Athletics: Marathon hero Hooper on a mission to lift Irish standards
TOMORROW is a big day for the 8,000-plus runners taking part in the Lifestyle Sports-adidas Half Marathon in the Phoenix Park (10.0).
Many will be using it as preparation for the gruelling full 26 miles of the Dublin Marathon on October 25 and can check their progress in the full chipped results, which will be carried in Monday's Irish Independent.
But a group of 11 Irish athletes, including Martin Fagan, are opting to push themselves even harder by doing their 'half-marathon' in the ultra-competitive Great North Run in Newcastle on Sunday instead (live on BBC1).
They are part of Ireland's 'Marathon Mission', a joint initiative between the Dublin Marathon and Athletics Ireland, to try to lift Ireland's dwindling elite marathon standards back up to the glory days of John Treacy, Dick Hooper, Jerry Kiernan and Co.

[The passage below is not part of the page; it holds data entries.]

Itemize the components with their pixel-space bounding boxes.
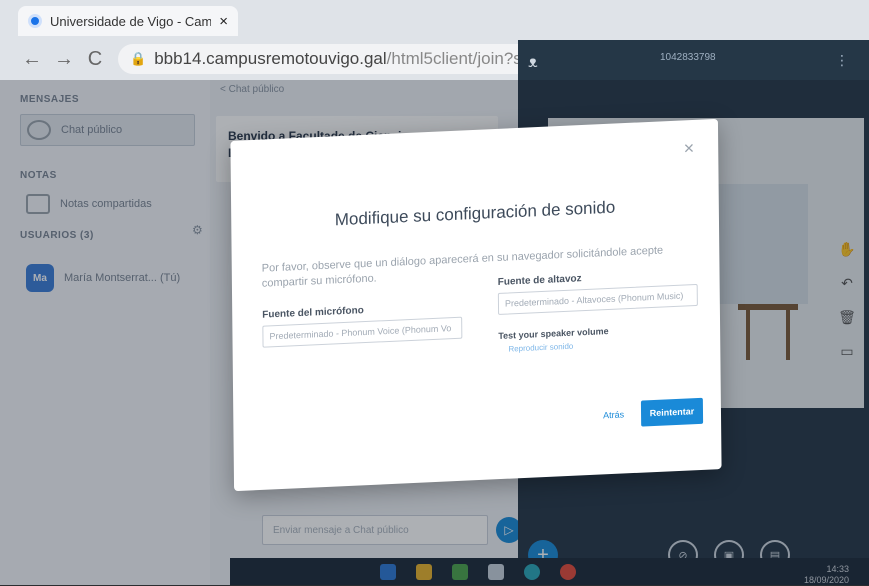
second-tab[interactable] <box>248 10 318 32</box>
options-menu-icon[interactable]: ⋮ <box>835 52 849 69</box>
close-icon[interactable]: × <box>684 138 695 159</box>
modal-title: Modifique su configuración de sonido <box>334 197 616 230</box>
browser-tab[interactable]: Universidade de Vigo - Campus × <box>18 6 238 36</box>
back-arrow-icon[interactable]: ← <box>22 48 42 71</box>
mic-source-label: Fuente del micrófono <box>262 305 364 321</box>
tab-close-icon[interactable]: × <box>219 13 228 30</box>
url-host: bbb14.campusremotouvigo.gal <box>154 49 387 68</box>
speaker-test-label: Test your speaker volume <box>498 326 609 342</box>
speaker-source-label: Fuente de altavoz <box>497 273 582 288</box>
reload-icon[interactable]: C <box>86 48 104 71</box>
site-favicon-icon <box>28 14 42 28</box>
tab-title: Universidade de Vigo - Campus <box>50 13 212 29</box>
audio-settings-modal: × Modifique su configuración de sonido P… <box>230 118 722 492</box>
back-button[interactable]: Atrás <box>603 409 624 420</box>
modal-description: Por favor, observe que un diálogo aparec… <box>261 244 664 290</box>
retry-button[interactable]: Reintentar <box>640 397 704 427</box>
play-sound-link[interactable]: Reproducir sonido <box>508 342 573 354</box>
forward-arrow-icon[interactable]: → <box>54 48 74 71</box>
user-icon[interactable]: ᴥ <box>528 54 538 72</box>
mic-source-select[interactable]: Predeterminado - Phonum Voice (Phonum Vo <box>262 316 463 348</box>
lock-icon: 🔒 <box>130 51 147 66</box>
speaker-source-select[interactable]: Predeterminado - Altavoces (Phonum Music… <box>497 283 698 316</box>
meeting-id: 1042833798 <box>660 52 716 63</box>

Eleven of the first 14 Dublin marathons were won by Irish men who routinely ran under two hours 20 minutes, but there hasn't been an Irish men's winner since Treacy in 1993.
"The standard of Irish marathon running, at the elite, international level, has dropped really badly," says three-time Dublin winner Hooper. "It's extremely rare now to see an Irish athlete break 2:20. Martin Fagan did it in 2008 (2:14.06 in Dubai) but he's still only done it once so far.

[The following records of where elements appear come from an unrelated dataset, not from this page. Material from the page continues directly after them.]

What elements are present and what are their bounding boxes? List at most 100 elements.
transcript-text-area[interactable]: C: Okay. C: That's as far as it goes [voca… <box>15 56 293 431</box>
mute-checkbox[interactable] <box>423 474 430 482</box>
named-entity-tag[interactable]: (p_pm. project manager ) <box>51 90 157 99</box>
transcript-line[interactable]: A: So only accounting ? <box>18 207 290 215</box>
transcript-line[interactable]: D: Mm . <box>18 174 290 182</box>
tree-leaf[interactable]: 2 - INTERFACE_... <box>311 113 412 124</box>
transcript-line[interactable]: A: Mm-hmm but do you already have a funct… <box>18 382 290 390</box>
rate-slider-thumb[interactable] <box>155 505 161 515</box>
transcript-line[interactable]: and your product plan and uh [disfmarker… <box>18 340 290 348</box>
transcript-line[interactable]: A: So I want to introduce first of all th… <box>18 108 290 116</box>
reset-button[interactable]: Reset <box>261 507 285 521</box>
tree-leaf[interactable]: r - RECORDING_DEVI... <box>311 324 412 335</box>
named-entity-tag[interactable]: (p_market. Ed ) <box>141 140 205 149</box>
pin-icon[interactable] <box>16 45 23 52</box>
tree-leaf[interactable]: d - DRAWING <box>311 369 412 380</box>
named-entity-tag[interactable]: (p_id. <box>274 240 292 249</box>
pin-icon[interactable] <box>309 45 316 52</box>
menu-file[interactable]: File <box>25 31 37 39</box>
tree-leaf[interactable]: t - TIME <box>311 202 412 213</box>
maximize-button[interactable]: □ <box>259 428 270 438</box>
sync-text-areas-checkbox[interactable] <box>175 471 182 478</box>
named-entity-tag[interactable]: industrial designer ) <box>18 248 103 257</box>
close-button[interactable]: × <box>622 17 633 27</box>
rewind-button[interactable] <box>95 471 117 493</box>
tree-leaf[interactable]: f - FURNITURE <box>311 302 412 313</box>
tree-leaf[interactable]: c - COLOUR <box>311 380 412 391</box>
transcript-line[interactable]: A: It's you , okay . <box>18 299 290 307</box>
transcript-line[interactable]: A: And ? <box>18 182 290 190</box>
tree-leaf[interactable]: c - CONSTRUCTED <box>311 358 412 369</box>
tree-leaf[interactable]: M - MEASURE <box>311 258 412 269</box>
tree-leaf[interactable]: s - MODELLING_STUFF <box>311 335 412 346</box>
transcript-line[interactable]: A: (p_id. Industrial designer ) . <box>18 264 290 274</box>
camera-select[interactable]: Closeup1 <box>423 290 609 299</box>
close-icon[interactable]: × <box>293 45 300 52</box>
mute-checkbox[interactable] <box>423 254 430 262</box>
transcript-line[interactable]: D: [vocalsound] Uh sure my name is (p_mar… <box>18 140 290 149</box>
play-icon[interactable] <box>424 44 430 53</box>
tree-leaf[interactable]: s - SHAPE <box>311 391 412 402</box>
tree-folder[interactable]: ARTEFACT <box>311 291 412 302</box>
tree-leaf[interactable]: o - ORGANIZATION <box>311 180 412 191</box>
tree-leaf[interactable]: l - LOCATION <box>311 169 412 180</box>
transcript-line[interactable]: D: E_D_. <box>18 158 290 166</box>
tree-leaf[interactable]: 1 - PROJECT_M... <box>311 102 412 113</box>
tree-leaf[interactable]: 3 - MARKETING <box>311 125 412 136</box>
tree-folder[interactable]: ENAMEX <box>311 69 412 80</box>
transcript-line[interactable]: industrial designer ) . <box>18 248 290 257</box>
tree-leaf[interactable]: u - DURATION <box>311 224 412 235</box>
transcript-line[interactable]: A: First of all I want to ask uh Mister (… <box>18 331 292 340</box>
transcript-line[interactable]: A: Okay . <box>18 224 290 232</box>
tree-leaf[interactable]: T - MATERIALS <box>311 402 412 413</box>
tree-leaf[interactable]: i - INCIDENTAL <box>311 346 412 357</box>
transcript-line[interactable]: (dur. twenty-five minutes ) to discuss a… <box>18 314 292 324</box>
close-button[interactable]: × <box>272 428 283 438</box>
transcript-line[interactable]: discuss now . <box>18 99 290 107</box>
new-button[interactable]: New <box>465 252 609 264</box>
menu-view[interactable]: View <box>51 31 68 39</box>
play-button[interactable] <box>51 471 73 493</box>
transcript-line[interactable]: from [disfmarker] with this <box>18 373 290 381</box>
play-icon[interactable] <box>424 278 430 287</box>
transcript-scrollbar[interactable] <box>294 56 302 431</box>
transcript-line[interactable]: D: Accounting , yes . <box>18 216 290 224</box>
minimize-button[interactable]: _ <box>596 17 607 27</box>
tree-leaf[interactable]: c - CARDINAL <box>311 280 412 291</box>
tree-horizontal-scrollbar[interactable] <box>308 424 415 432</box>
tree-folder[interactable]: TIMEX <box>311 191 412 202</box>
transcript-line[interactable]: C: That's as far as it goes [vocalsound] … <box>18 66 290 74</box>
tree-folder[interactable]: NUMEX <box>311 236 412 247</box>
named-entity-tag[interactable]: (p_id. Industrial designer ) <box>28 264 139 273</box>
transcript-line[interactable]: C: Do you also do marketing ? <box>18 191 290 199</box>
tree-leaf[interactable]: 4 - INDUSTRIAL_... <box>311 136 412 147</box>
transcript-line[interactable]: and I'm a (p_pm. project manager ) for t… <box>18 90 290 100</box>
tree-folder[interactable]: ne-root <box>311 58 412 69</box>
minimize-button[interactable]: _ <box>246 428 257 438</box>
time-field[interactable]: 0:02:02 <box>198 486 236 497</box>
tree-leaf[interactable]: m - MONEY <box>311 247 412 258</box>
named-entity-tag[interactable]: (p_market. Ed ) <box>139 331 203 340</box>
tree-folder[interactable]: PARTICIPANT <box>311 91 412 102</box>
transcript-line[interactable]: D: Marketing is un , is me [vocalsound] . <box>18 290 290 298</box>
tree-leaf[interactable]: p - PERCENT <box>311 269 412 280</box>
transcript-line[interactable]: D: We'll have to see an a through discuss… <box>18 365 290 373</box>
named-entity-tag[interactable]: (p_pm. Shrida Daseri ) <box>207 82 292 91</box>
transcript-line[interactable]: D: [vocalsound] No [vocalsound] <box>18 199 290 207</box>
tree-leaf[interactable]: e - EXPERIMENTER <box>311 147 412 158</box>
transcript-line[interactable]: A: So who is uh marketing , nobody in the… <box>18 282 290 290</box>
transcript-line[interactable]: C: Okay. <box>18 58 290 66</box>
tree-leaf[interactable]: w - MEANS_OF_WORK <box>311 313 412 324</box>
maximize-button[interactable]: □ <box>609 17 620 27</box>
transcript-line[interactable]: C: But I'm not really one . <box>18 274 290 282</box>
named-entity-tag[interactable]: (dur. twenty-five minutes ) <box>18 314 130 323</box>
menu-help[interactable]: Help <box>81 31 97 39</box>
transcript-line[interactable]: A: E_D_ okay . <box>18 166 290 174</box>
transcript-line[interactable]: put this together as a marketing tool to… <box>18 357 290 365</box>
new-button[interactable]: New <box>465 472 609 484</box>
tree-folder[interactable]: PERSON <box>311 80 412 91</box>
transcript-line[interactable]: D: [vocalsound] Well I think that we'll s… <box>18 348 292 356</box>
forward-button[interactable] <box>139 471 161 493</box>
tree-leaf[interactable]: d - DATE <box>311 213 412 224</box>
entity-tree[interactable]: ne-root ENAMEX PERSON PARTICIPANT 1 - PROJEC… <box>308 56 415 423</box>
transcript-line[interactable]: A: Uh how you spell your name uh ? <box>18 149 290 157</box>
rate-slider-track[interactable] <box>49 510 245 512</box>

"To join the group we set eligibility standards for 10 miles, half-marathon and marathon, and while we've had a few defections, we have a settled core group now."

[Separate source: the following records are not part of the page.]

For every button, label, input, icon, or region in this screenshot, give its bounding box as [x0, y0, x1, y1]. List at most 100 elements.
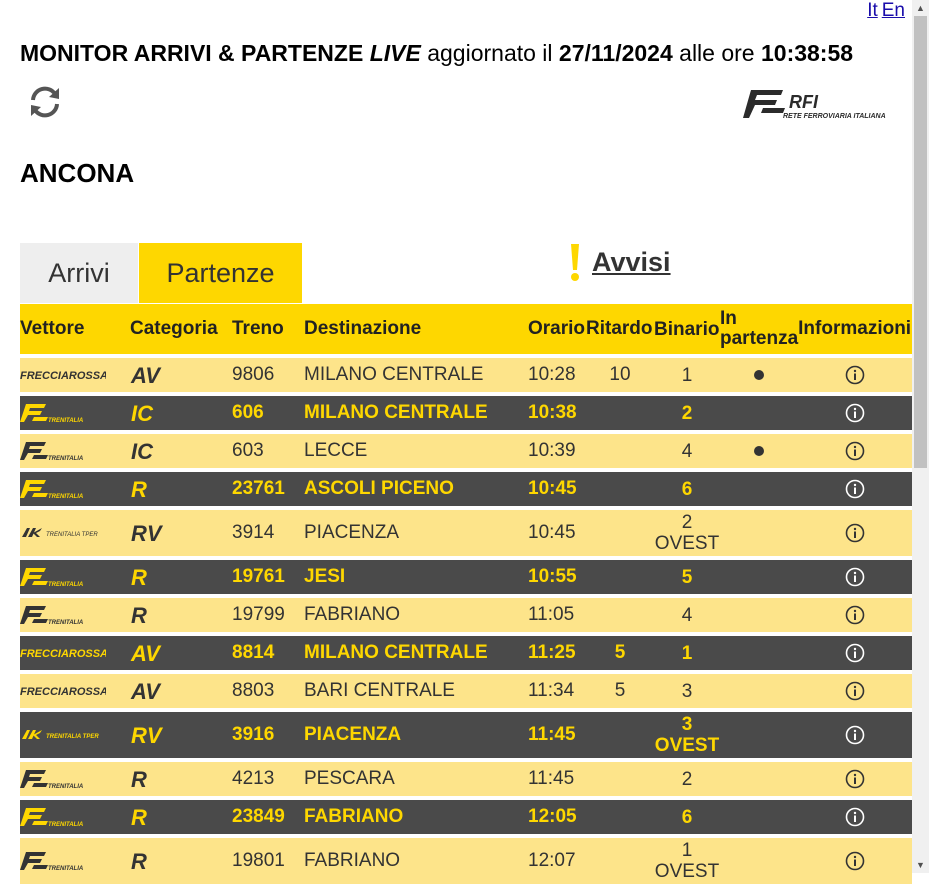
departing-indicator	[754, 370, 765, 380]
cell-treno: 3916	[232, 712, 304, 758]
headline-date: 27/11/2024	[558, 40, 673, 66]
cell-ritardo	[586, 472, 654, 506]
svg-text:TRENITALIA: TRENITALIA	[48, 822, 83, 828]
info-icon[interactable]	[845, 807, 865, 827]
tab-partenze[interactable]: Partenze	[139, 243, 302, 303]
cell-ritardo	[586, 434, 654, 468]
cell-vettore: TRENITALIA	[20, 598, 130, 632]
cell-vettore: TRENITALIA	[20, 762, 130, 796]
scroll-down-arrow-icon[interactable]: ▼	[912, 857, 929, 873]
header-informazioni: Informazioni	[798, 304, 912, 354]
cell-informazioni	[798, 396, 912, 430]
info-icon[interactable]	[845, 479, 865, 499]
lang-en-link[interactable]: En	[882, 0, 905, 21]
cell-treno: 8803	[232, 674, 304, 708]
cell-destinazione: MILANO CENTRALE	[304, 358, 528, 392]
cell-treno: 606	[232, 396, 304, 430]
svg-text:TRENITALIA TPER: TRENITALIA TPER	[46, 532, 98, 538]
cell-categoria: RV	[130, 510, 232, 556]
info-icon[interactable]	[845, 851, 865, 871]
svg-text:RV: RV	[131, 723, 164, 747]
cell-categoria: R	[130, 838, 232, 884]
cell-destinazione: FABRIANO	[304, 838, 528, 884]
table-row: TRENITALIA TPER RV 3914 PIACENZA 10:45 2 OVEST	[20, 510, 912, 556]
table-row: TRENITALIA IC 606 MILANO CENTRALE 10:38 2	[20, 396, 912, 430]
cell-binario-side: OVEST	[654, 735, 720, 756]
cell-binario: 6	[654, 472, 720, 506]
category-av-icon: AV	[130, 679, 162, 703]
cell-ritardo	[586, 712, 654, 758]
lang-it-link[interactable]: It	[867, 0, 878, 21]
frecciarossa-logo: FRECCIAROSSA	[20, 686, 106, 698]
cell-categoria: AV	[130, 358, 232, 392]
cell-ritardo	[586, 800, 654, 834]
info-icon[interactable]	[845, 365, 865, 385]
cell-categoria: R	[130, 800, 232, 834]
cell-treno: 8814	[232, 636, 304, 670]
cell-orario: 11:45	[528, 712, 586, 758]
cell-treno: 19799	[232, 598, 304, 632]
cell-destinazione: JESI	[304, 560, 528, 594]
header-binario: Binario	[654, 304, 720, 354]
avvisi-link[interactable]: Avvisi	[568, 242, 671, 282]
cell-informazioni	[798, 358, 912, 392]
scroll-up-arrow-icon[interactable]: ▲	[912, 0, 929, 16]
info-icon[interactable]	[845, 769, 865, 789]
cell-binario-number: 2	[681, 512, 693, 533]
headline-updated-prefix: aggiornato il	[427, 40, 553, 66]
cell-treno: 603	[232, 434, 304, 468]
cell-binario-number: 4	[681, 604, 693, 626]
table-row: TRENITALIA R 19801 FABRIANO 12:07 1 OVEST	[20, 838, 912, 884]
cell-informazioni	[798, 762, 912, 796]
info-icon[interactable]	[845, 441, 865, 461]
cell-binario: 1 OVEST	[654, 838, 720, 884]
rfi-logo-subtitle: RETE FERROVIARIA ITALIANA	[783, 113, 886, 120]
info-icon[interactable]	[845, 643, 865, 663]
cell-binario: 3 OVEST	[654, 712, 720, 758]
cell-vettore: TRENITALIA TPER	[20, 510, 130, 556]
headline-live: LIVE	[369, 40, 421, 66]
tab-arrivi[interactable]: Arrivi	[20, 243, 138, 303]
cell-binario: 1	[654, 636, 720, 670]
info-icon[interactable]	[845, 523, 865, 543]
vertical-scrollbar[interactable]: ▲ ▼	[912, 0, 929, 873]
info-icon[interactable]	[845, 605, 865, 625]
cell-in-partenza	[720, 560, 799, 594]
cell-ritardo	[586, 510, 654, 556]
cell-orario: 10:55	[528, 560, 586, 594]
cell-orario: 12:05	[528, 800, 586, 834]
cell-binario-side: OVEST	[654, 861, 720, 882]
info-icon[interactable]	[845, 403, 865, 423]
cell-binario-number: 5	[681, 566, 693, 588]
headline-title: MONITOR ARRIVI & PARTENZE	[20, 40, 364, 66]
cell-destinazione: MILANO CENTRALE	[304, 636, 528, 670]
cell-binario-number: 6	[681, 806, 693, 828]
cell-binario-number: 2	[681, 402, 693, 424]
table-header-row: Vettore Categoria Treno Destinazione Ora…	[20, 304, 912, 354]
category-r-icon: R	[131, 603, 147, 627]
info-icon[interactable]	[845, 725, 865, 745]
cell-vettore: TRENITALIA	[20, 434, 130, 468]
info-icon[interactable]	[845, 681, 865, 701]
cell-informazioni	[798, 598, 912, 632]
svg-text:FRECCIAROSSA: FRECCIAROSSA	[20, 686, 106, 698]
info-icon[interactable]	[845, 567, 865, 587]
svg-text:TRENITALIA: TRENITALIA	[48, 456, 83, 462]
trenitalia-tper-logo: TRENITALIA TPER	[22, 527, 98, 538]
cell-informazioni	[798, 510, 912, 556]
header-orario: Orario	[528, 304, 586, 354]
cell-binario: 5	[654, 560, 720, 594]
trenitalia-logo: TRENITALIA	[20, 479, 83, 500]
refresh-icon[interactable]	[26, 84, 64, 120]
cell-categoria: R	[130, 762, 232, 796]
frecciarossa-logo: FRECCIAROSSA	[20, 370, 106, 382]
scroll-thumb[interactable]	[914, 16, 927, 468]
cell-binario: 2	[654, 396, 720, 430]
svg-text:AV: AV	[130, 679, 162, 703]
header-destinazione: Destinazione	[304, 304, 528, 354]
cell-categoria: R	[130, 598, 232, 632]
cell-categoria: AV	[130, 636, 232, 670]
svg-text:AV: AV	[130, 641, 162, 665]
departures-table: Vettore Categoria Treno Destinazione Ora…	[20, 300, 912, 888]
cell-treno: 9806	[232, 358, 304, 392]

Apart from Fagan, Ireland's marathon missionaries in Newcastle will be Gary Thornton, Barry Minnock, Greg Roberts, Brian McMahon, Joe McAllister, Maria McCambridge, Caitriona Jennings, Barbara Sanchez, Breege Connolly and Gladys Ganiel.
Elsewhere, in Glendalough on Sunday morning, the U16/U18 British and Irish Mountain Running International takes place, with races up Camaderry starting at the Education Centre between 9.15 and 11.0.